Cass took the baby, baring a breast for an attempt at nursing, while the staff came in and out of the room, bringing water and pamphlets and instructions.

“Will you go find my parents?” Cass winced as the baby latched on to a nipple. “My mom texted that they found a quiet waiting room on the second floor.”

“Sure.” I backed away and the moment I was in the hallway and out of sight, I planted my hands on my thighs and put my head between my knees.

Oh, shit. Oh, shit.
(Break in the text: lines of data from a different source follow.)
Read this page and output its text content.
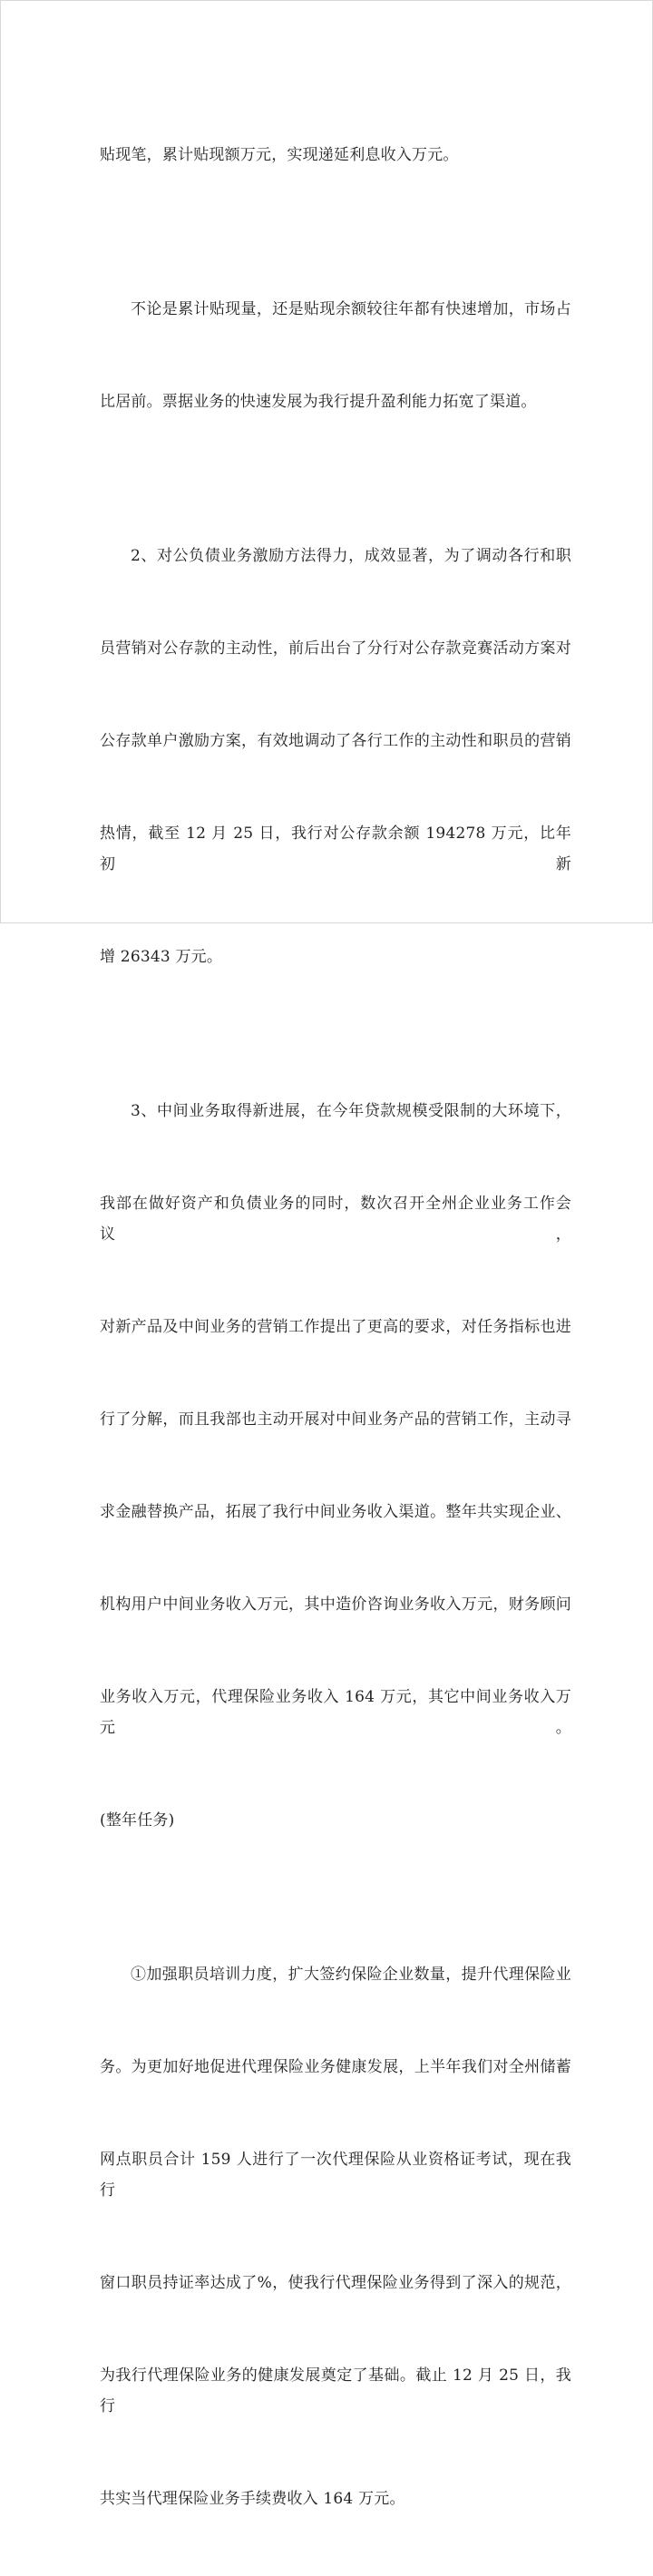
贴现笔，累计贴现额万元，实现递延利息收入万元。

不论是累计贴现量，还是贴现余额较往年都有快速增加，市场占

比居前。票据业务的快速发展为我行提升盈利能力拓宽了渠道。

2、对公负债业务激励方法得力，成效显著，为了调动各行和职

员营销对公存款的主动性，前后出台了分行对公存款竞赛活动方案对

公存款单户激励方案，有效地调动了各行工作的主动性和职员的营销

热情，截至 12 月 25 日，我行对公存款余额 194278 万元，比年初新

增 26343 万元。

3、中间业务取得新进展，在今年贷款规模受限制的大环境下，

我部在做好资产和负债业务的同时，数次召开全州企业业务工作会议，

对新产品及中间业务的营销工作提出了更高的要求，对任务指标也进

行了分解，而且我部也主动开展对中间业务产品的营销工作，主动寻

求金融替换产品，拓展了我行中间业务收入渠道。整年共实现企业、

机构用户中间业务收入万元，其中造价咨询业务收入万元，财务顾问

业务收入万元，代理保险业务收入 164 万元，其它中间业务收入万元。

(整年任务)

①加强职员培训力度，扩大签约保险企业数量，提升代理保险业

务。为更加好地促进代理保险业务健康发展，上半年我们对全州储蓄

网点职员合计 159 人进行了一次代理保险从业资格证考试，现在我行

窗口职员持证率达成了%，使我行代理保险业务得到了深入的规范，

为我行代理保险业务的健康发展奠定了基础。截止 12 月 25 日，我行

共实当代理保险业务手续费收入 164 万元。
The delivery had taken hours but it had still happened too fast.

The sound of a door opening and closing had me standing straight. Dale and Claudia appeared, having come from the stairwell.

Awesome. Dale had just seen me close to passing out.

I pointed to Cass’s door, too freaked to be embarrassed.

Neither of them spoke as they rushed past me and to their daughter.

I shuffled down the hallway, my hands shoved into my pockets to hide their shaking, not exactly sure where I was going until a familiar voice caught my ear and I steered myself toward the closest waiting room.

There were people in the chairs. My people. Presley was asleep against Shaw’s shoulder. Dash was a couple seats down, stretched out with his eyes closed. Emmett was standing beside Luke.

They stared at me as I walked over.

“Everything okay?” Luke asked.

Okay? She was so little. How did you take care of someone that small? How did I change her diaper or teach her to ride a bike or help her with math homework? I wasn’t equipped to do any of those things.

But I would. Because she was . . . mine. Forever, she was mine.

“I have a daughter.” I blinked and raked a hand through my hair. “Holy fuck, I have a daughter.”